The respiratory system solves a fundamental delivery problem: how to bring atmospheric oxygen into contact with blood, and how to expel CO₂ that blood brings from the tissues. The solution is an elaborate branching tree that starts wide (the trachea, about 2 cm across) and ends in roughly 300 million microscopic alveoli, each surrounded by capillaries. The total surface area of the alveoli is approximately 70 square meters — about the size of a tennis court — packed into lungs that fit inside your chest. This enormous surface area exists to maximize the diffusion interface, because gas exchange depends on surface contact, not bulk flow.
The conducting zone — nose, pharynx, larynx, trachea, bronchi, and bronchioles — does no gas exchange; its job is to warm, humidify, and filter incoming air, and to conduct it to the respiratory zone where alveoli begin. From your study of epithelial and connective tissue types, you can see this reflected in the wall structure: conducting airways are lined with ciliated pseudostratified columnar epithelium that sweeps particles out, while alveolar walls are extremely thin (type I pneumocytes, just 0.1–0.5 μm thick) to minimize the diffusion distance for gases.
Ventilation mechanics rely on pressure gradients created by volume changes. When the diaphragm contracts and flattens downward (and external intercostals lift the rib cage outward), thoracic volume increases. By Boyle's Law, intrapulmonary pressure falls below atmospheric pressure, and air rushes in — inhalation is active. Exhalation at rest is passive: the diaphragm relaxes, the elastic recoil of lung tissue reduces volume, and pressure rises above atmospheric, pushing air out. Forced exhalation adds internal intercostals and abdominal muscles to increase the pressure gradient.
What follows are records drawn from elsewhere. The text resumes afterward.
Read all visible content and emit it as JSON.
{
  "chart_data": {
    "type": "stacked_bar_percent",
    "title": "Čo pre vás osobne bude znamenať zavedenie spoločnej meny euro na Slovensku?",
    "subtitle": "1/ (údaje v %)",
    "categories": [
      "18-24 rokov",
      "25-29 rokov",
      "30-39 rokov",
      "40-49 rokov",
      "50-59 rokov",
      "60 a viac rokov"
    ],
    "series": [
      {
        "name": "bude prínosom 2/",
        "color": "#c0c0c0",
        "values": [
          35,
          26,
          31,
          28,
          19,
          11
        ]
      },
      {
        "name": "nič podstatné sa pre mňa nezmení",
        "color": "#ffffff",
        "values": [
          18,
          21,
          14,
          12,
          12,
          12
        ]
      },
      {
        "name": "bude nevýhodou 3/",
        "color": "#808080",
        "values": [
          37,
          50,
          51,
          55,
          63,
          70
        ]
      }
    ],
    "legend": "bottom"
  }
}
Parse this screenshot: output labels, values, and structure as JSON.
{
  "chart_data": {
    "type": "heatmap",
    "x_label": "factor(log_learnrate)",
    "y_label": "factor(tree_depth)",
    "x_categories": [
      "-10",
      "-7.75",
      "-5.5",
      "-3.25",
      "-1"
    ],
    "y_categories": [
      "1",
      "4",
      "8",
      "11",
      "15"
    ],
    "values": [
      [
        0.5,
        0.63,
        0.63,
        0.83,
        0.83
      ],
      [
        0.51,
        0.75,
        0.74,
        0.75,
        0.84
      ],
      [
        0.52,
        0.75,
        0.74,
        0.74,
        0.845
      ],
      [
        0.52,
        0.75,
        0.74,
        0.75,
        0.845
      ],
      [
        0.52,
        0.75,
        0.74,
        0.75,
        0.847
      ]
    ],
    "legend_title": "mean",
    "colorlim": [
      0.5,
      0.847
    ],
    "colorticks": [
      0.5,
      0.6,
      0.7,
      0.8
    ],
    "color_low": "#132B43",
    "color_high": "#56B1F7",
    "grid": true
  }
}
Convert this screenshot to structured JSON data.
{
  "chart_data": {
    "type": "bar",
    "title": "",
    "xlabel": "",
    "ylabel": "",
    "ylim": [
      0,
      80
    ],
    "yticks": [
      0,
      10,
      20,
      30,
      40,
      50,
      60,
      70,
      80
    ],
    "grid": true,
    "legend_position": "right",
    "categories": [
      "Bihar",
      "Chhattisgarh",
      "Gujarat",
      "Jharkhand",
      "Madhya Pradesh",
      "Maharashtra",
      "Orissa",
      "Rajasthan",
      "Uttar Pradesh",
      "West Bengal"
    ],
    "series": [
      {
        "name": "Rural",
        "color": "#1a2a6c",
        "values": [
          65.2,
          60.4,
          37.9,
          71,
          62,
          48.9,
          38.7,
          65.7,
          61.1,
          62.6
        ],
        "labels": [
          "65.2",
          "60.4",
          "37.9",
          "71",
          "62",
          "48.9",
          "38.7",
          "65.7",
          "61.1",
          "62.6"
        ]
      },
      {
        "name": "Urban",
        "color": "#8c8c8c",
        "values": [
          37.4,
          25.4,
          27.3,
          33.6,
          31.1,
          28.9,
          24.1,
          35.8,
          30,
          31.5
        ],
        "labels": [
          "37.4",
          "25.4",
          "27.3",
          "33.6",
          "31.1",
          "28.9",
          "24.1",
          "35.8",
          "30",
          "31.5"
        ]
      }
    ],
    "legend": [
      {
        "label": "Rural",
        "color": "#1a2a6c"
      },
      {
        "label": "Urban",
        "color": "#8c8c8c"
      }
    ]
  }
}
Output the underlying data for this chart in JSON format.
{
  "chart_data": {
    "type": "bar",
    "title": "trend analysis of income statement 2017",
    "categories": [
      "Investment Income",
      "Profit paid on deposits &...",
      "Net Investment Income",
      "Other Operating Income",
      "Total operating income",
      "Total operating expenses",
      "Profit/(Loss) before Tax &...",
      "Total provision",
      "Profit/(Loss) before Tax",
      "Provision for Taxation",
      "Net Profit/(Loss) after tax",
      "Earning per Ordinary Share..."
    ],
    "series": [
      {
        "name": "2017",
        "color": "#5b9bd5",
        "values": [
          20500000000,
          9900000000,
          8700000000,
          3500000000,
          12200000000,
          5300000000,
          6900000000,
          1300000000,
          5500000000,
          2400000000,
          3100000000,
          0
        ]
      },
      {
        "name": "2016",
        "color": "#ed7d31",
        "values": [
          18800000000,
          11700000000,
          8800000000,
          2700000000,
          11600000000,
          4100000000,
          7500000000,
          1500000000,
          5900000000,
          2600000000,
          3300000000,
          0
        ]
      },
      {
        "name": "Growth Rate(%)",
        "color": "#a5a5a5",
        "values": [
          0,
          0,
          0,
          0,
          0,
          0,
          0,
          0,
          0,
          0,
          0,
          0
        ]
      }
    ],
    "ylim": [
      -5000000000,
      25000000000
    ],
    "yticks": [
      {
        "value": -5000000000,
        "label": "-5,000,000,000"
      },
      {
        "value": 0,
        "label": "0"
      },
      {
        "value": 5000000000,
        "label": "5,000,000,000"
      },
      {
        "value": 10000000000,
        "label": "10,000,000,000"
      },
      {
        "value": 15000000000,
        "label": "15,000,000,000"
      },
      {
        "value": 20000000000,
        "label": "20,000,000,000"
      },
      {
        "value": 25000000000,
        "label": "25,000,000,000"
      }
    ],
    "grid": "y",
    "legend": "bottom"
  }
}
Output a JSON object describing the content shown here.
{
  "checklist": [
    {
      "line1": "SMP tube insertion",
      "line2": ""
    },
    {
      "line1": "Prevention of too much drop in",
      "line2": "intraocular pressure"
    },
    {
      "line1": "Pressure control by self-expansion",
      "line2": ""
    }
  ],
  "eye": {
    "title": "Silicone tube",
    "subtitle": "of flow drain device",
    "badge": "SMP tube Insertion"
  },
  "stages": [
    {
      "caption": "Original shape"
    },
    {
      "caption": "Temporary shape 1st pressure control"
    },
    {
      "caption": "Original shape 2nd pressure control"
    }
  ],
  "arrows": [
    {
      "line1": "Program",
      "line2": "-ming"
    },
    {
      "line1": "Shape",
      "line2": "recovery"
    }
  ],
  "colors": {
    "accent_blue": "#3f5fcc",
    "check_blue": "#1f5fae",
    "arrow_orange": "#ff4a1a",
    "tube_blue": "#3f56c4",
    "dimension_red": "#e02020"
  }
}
The pleural cavity — the fluid-filled space between the visceral and parietal pleura — maintains negative pressure that keeps the lungs from collapsing.
The concept you need to carry forward is ventilation-perfusion matching (V/Q matching). Even with perfect anatomy, gas exchange fails if ventilated alveoli aren't perfused with blood, or if blood reaches unperfused, collapsed alveoli. The body has a local compensatory mechanism: if alveoli have low O₂ (perhaps from blockage), the local pulmonary arterioles constrict, redirecting blood toward better-ventilated regions. This hypoxic pulmonary vasoconstriction is the opposite of how systemic vessels respond (where low O₂ causes dilation) — a distinction that reflects the lung's unique role in oxygenation rather than oxygen delivery.